Comme le décortiquait justement l'hebdomadaire britannique, c'était un arrangement dicté par la myopie électoraliste et les copinages politico-syndicaux, défiant toute logique industrielle - le secteur automobile européen, mondial souffre de surcapacité, et l'intervention du gouvernement allemand n'y change rien. C'était surtout une atteinte crasse aux règles de concurrence de l'Union européenne que n'ont pas manqué de dénoncer les concurrents évincés qui avaient aussi fait une offre sur Opel (dont Fiat) et les trois autres pays où Opel a des usines: Grande-Bretagne, Belgique, Espagne.

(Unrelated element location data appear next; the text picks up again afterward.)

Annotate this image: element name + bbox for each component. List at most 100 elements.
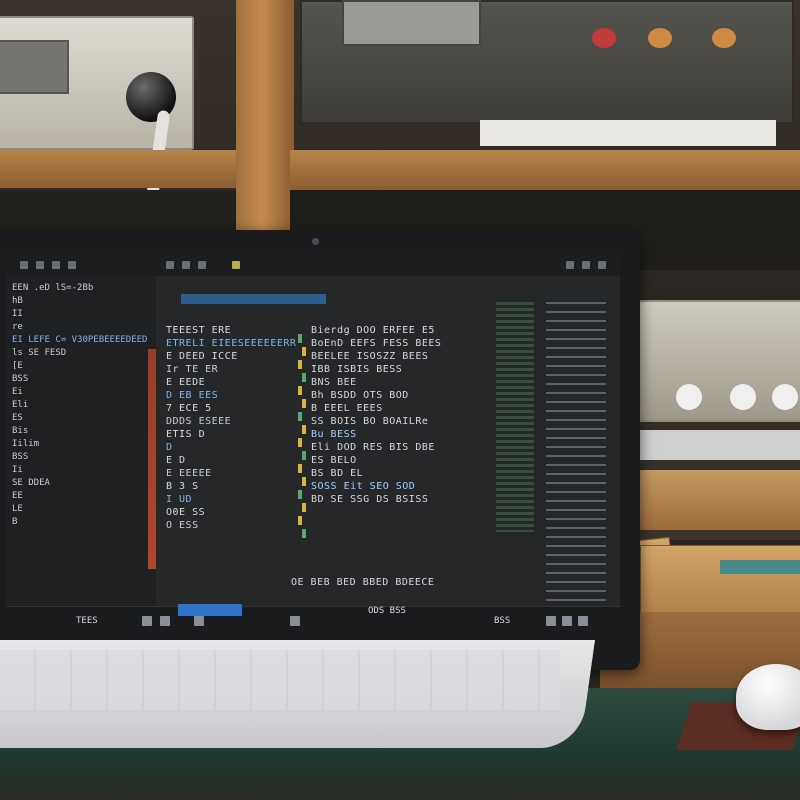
text-line: LE bbox=[12, 504, 23, 514]
wooden-box bbox=[640, 545, 800, 617]
tray-icon[interactable] bbox=[578, 616, 588, 626]
file-tree: EEN .eD lS=-2Bb hB II re EI LEFE C= V30PEBEE… bbox=[12, 282, 147, 529]
text-line: ES bbox=[12, 413, 23, 423]
text-line: B EEEL EEES bbox=[311, 403, 383, 414]
orange-indicator-lamp bbox=[712, 28, 736, 48]
syntax-marker bbox=[302, 477, 306, 486]
syntax-marker bbox=[302, 529, 306, 538]
taskbar-icon[interactable] bbox=[194, 616, 204, 626]
text-line: ES BELO bbox=[311, 455, 357, 466]
file-explorer: EEN .eD lS=-2Bb hB II re EI LEFE C= V30PEBEE… bbox=[6, 276, 157, 606]
text-line: SOSS Eit SEO SOD bbox=[311, 481, 416, 492]
text-line: re bbox=[12, 322, 23, 332]
text-line: BSS bbox=[12, 374, 29, 384]
taskbar-icon[interactable] bbox=[160, 616, 170, 626]
text-line: I UD bbox=[166, 494, 193, 505]
text-line: Bh BSDD OTS BOD bbox=[311, 390, 409, 401]
status-bar bbox=[6, 606, 620, 638]
menu-icon[interactable] bbox=[52, 261, 60, 269]
syntax-marker bbox=[298, 360, 302, 369]
code-column-left: TEEEST ERE ETRELI EIEESEEEEEERR E DEED ICC… bbox=[166, 324, 296, 532]
taskbar-icon[interactable] bbox=[142, 616, 152, 626]
paper-label bbox=[480, 120, 776, 146]
window-titlebar bbox=[6, 254, 620, 277]
editor-line-highlight bbox=[166, 306, 486, 320]
status-center-label: ODS BSS bbox=[368, 606, 406, 616]
syntax-marker bbox=[298, 412, 302, 421]
text-line: DDDS ESEEE bbox=[166, 416, 232, 427]
text-line: hB bbox=[12, 296, 23, 306]
menu-icon[interactable] bbox=[36, 261, 44, 269]
syntax-marker bbox=[298, 386, 302, 395]
selected-tab[interactable] bbox=[181, 294, 326, 304]
text-line: Ei bbox=[12, 387, 23, 397]
connector bbox=[676, 384, 702, 410]
text-line: ls SE FESD bbox=[12, 348, 67, 358]
text-line: TEEEST ERE bbox=[166, 325, 232, 336]
syntax-marker bbox=[298, 464, 302, 473]
laptop-keyboard[interactable] bbox=[0, 650, 560, 710]
text-line: Bis bbox=[12, 426, 29, 436]
text-line: O0E SS bbox=[166, 507, 206, 518]
computer-mouse[interactable] bbox=[736, 664, 800, 730]
instrument-display bbox=[0, 40, 69, 94]
text-line: BD SE SSG DS BSISS bbox=[311, 494, 429, 505]
syntax-marker bbox=[298, 438, 302, 447]
text-line: D EB EES bbox=[166, 390, 219, 401]
instrument-panel bbox=[342, 0, 481, 46]
wooden-post bbox=[236, 0, 294, 240]
box-label bbox=[720, 560, 800, 574]
syntax-marker bbox=[302, 451, 306, 460]
connector bbox=[730, 384, 756, 410]
text-line: Bierdg DOO ERFEE E5 bbox=[311, 325, 435, 336]
toolbar-icon[interactable] bbox=[232, 261, 240, 269]
taskbar-icon[interactable] bbox=[290, 616, 300, 626]
text-line: IBB ISBIS BESS bbox=[311, 364, 403, 375]
text-line: Eli bbox=[12, 400, 29, 410]
text-line: D bbox=[166, 442, 173, 453]
text-line: ETIS D bbox=[166, 429, 206, 440]
maximize-icon[interactable] bbox=[582, 261, 590, 269]
text-line: SE DDEA bbox=[12, 478, 50, 488]
syntax-marker bbox=[298, 516, 302, 525]
minimap-strip bbox=[496, 302, 534, 532]
code-column-right: Bierdg DOO ERFEE E5 BoEnD EEFS FESS BEES B… bbox=[311, 324, 441, 506]
text-line: O ESS bbox=[166, 520, 199, 531]
rack-shelf-metal bbox=[620, 430, 800, 460]
tray-icon[interactable] bbox=[562, 616, 572, 626]
text-line: BNS BEE bbox=[311, 377, 357, 388]
minimize-icon[interactable] bbox=[566, 261, 574, 269]
text-line: B 3 S bbox=[166, 481, 199, 492]
text-line: EI LEFE C= V30PEBEEEEDEED bbox=[12, 335, 148, 345]
syntax-marker bbox=[302, 373, 306, 382]
close-icon[interactable] bbox=[598, 261, 606, 269]
syntax-marker bbox=[302, 503, 306, 512]
text-line: II bbox=[12, 309, 23, 319]
text-line: 7 ECE 5 bbox=[166, 403, 212, 414]
menu-icon[interactable] bbox=[68, 261, 76, 269]
text-line: Eli DOD RES BIS DBE bbox=[311, 442, 435, 453]
menu-icon[interactable] bbox=[20, 261, 28, 269]
text-line: BS BD EL bbox=[311, 468, 364, 479]
shelf-shadow bbox=[0, 190, 240, 234]
orange-indicator-lamp bbox=[648, 28, 672, 48]
tray-icon[interactable] bbox=[546, 616, 556, 626]
red-indicator-lamp bbox=[592, 28, 616, 48]
output-line: OE BEB BED BBED BDEECE bbox=[291, 577, 435, 588]
connector bbox=[772, 384, 798, 410]
toolbar-icon[interactable] bbox=[166, 261, 174, 269]
text-line: BoEnD EEFS FESS BEES bbox=[311, 338, 442, 349]
toolbar-icon[interactable] bbox=[198, 261, 206, 269]
text-line: BEELEE ISOSZZ BEES bbox=[311, 351, 429, 362]
syntax-marker bbox=[302, 425, 306, 434]
active-window-button[interactable] bbox=[178, 604, 242, 616]
text-line: E DEED ICCE bbox=[166, 351, 238, 362]
toolbar-icon[interactable] bbox=[182, 261, 190, 269]
status-right-label: BSS bbox=[494, 616, 511, 626]
syntax-marker bbox=[302, 347, 306, 356]
text-line: Ir TE ER bbox=[166, 364, 219, 375]
text-line: ETRELI EIEESEEEEEERR bbox=[166, 338, 297, 349]
shelf-board-left bbox=[0, 150, 240, 188]
minimap[interactable] bbox=[546, 302, 606, 602]
text-line: Bu BESS bbox=[311, 429, 357, 440]
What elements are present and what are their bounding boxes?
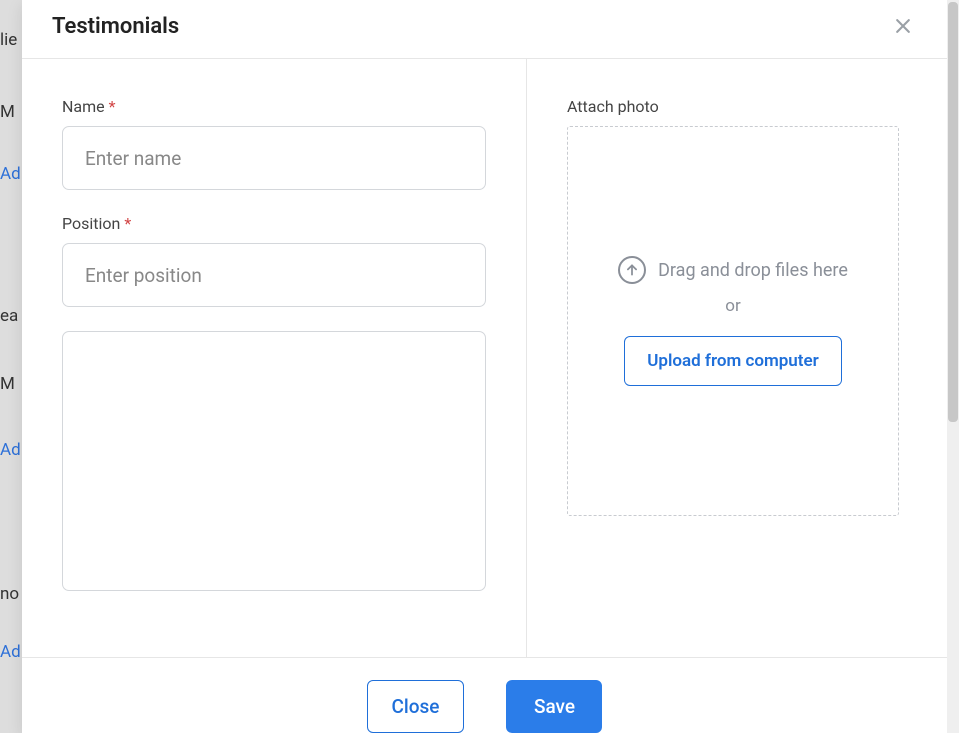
bg-fragment: ea bbox=[0, 306, 18, 326]
close-button[interactable]: Close bbox=[367, 680, 465, 733]
form-right-panel: Attach photo Drag and drop files here or… bbox=[527, 59, 947, 657]
position-input[interactable] bbox=[62, 243, 486, 307]
form-left-panel: Name * Position * bbox=[22, 59, 527, 657]
upload-arrow-icon bbox=[618, 256, 646, 284]
close-icon bbox=[893, 16, 913, 36]
required-marker: * bbox=[124, 214, 131, 233]
bg-fragment: M bbox=[0, 374, 15, 394]
position-field-group: Position * bbox=[62, 214, 486, 307]
required-marker: * bbox=[109, 97, 116, 116]
name-label: Name * bbox=[62, 97, 486, 116]
modal-footer: Close Save bbox=[22, 657, 947, 733]
save-button[interactable]: Save bbox=[506, 680, 602, 733]
bg-fragment: Ad bbox=[0, 440, 21, 460]
name-input[interactable] bbox=[62, 126, 486, 190]
scrollbar-track[interactable] bbox=[947, 0, 959, 733]
name-field-group: Name * bbox=[62, 97, 486, 190]
name-label-text: Name bbox=[62, 97, 105, 116]
position-label: Position * bbox=[62, 214, 486, 233]
testimonials-modal: Testimonials Name * Position * bbox=[22, 0, 947, 733]
content-textarea[interactable] bbox=[62, 331, 486, 591]
content-field-group bbox=[62, 331, 486, 591]
drag-drop-text: Drag and drop files here bbox=[658, 260, 848, 281]
or-separator: or bbox=[725, 296, 740, 316]
bg-fragment: lie bbox=[0, 30, 17, 50]
bg-fragment: Ad bbox=[0, 642, 21, 662]
upload-from-computer-button[interactable]: Upload from computer bbox=[624, 336, 842, 386]
attach-photo-label: Attach photo bbox=[567, 97, 899, 116]
modal-header: Testimonials bbox=[22, 0, 947, 59]
modal-title: Testimonials bbox=[52, 14, 179, 39]
drag-drop-row: Drag and drop files here bbox=[618, 256, 848, 284]
bg-fragment: M bbox=[0, 102, 15, 122]
modal-body: Name * Position * Attach photo bbox=[22, 59, 947, 657]
close-icon-button[interactable] bbox=[889, 12, 917, 40]
bg-fragment: no bbox=[0, 584, 19, 604]
scrollbar-thumb[interactable] bbox=[948, 2, 958, 422]
photo-dropzone[interactable]: Drag and drop files here or Upload from … bbox=[567, 126, 899, 516]
bg-fragment: Ad bbox=[0, 164, 21, 184]
position-label-text: Position bbox=[62, 214, 120, 233]
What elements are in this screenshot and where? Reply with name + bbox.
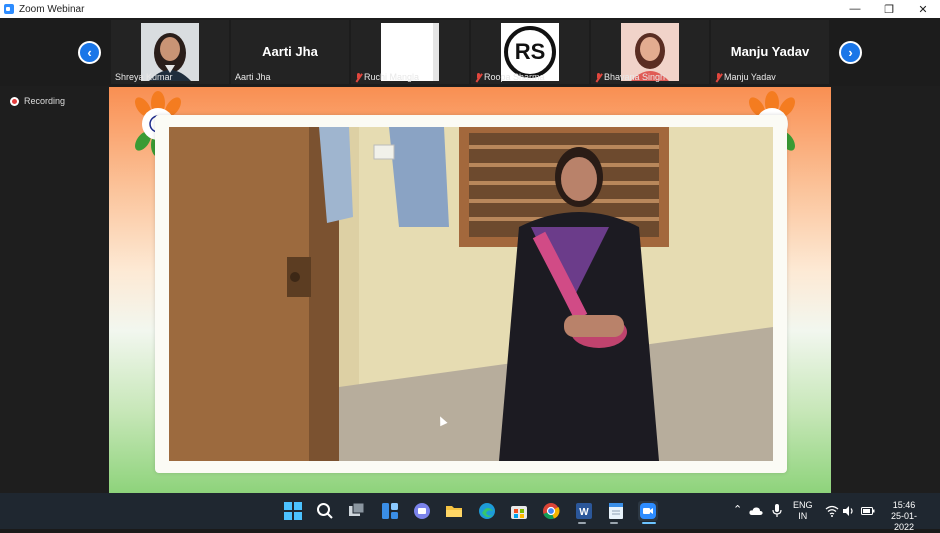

Fort heureusement, il y a une forte femme en Europe. Elle ne s'appelle pas Angela Merkel, mais Neelie Kroes. La commissaire européenne à la concurrence n'a pas attendu le résultat des élections allemandes pour envoyer à Berlin une lettre où elle disait dans les termes les plus clairs que le deal puant autour d'Opel contrevenait aux règles les plus élémentaires de l'UE en matière de concurrence. L'Allemagne a tenté de faire bonne figure tout en s'agitant en coulisses pour gagner d'autres pays à sa petite manoeuvre.
Et hier soir, patatras: General Motors, la maison-mère d'Opel, a annoncé dans un spectaculaire tête-à-queue qu'elle ne vendait plus Opel, mais va conserver et restructurer ses opérations européennes. L'explication officielle est que le marché automobile présente quelques timides signes de reprise et que l'Europe reste un marché important pour GM. J'y vois une autre raison: GM savait que son accord pourri avec l'Allemagne allait dans le mur, ou en tout cas au devant de grandes difficultés, et a préféré reprendre la main avant d'être forcé à le faire par d'autres.
Angela Merkel a l'air assez bête au milieu de tout cela (elle faisait justement des courbettes à Obama hier) et l'a bien mérité. On tombe régulièrement à bras raccourcis sur Nicolas Sarkozy quand il débarque avec ses 46 fillette pour défendre ses "champions nationaux", mais les Allemands ne valent pas mieux.
Tout aussi embêtés, sans l'avoir vraiment mérité, sont les Russes, qui comptaient sur cette opération pour amener du sang frais à une industrie automobile nationale passablement dévastée.
Quant au problème de fond, il subsiste: Opel aurait deux fois trop d'usines, disent les spécialistes, et ce n'est pas le seul constructeur dont l'appareil industriel dépasse les besoins.
Pendant ce temps, Warren Buffett investit dans le train.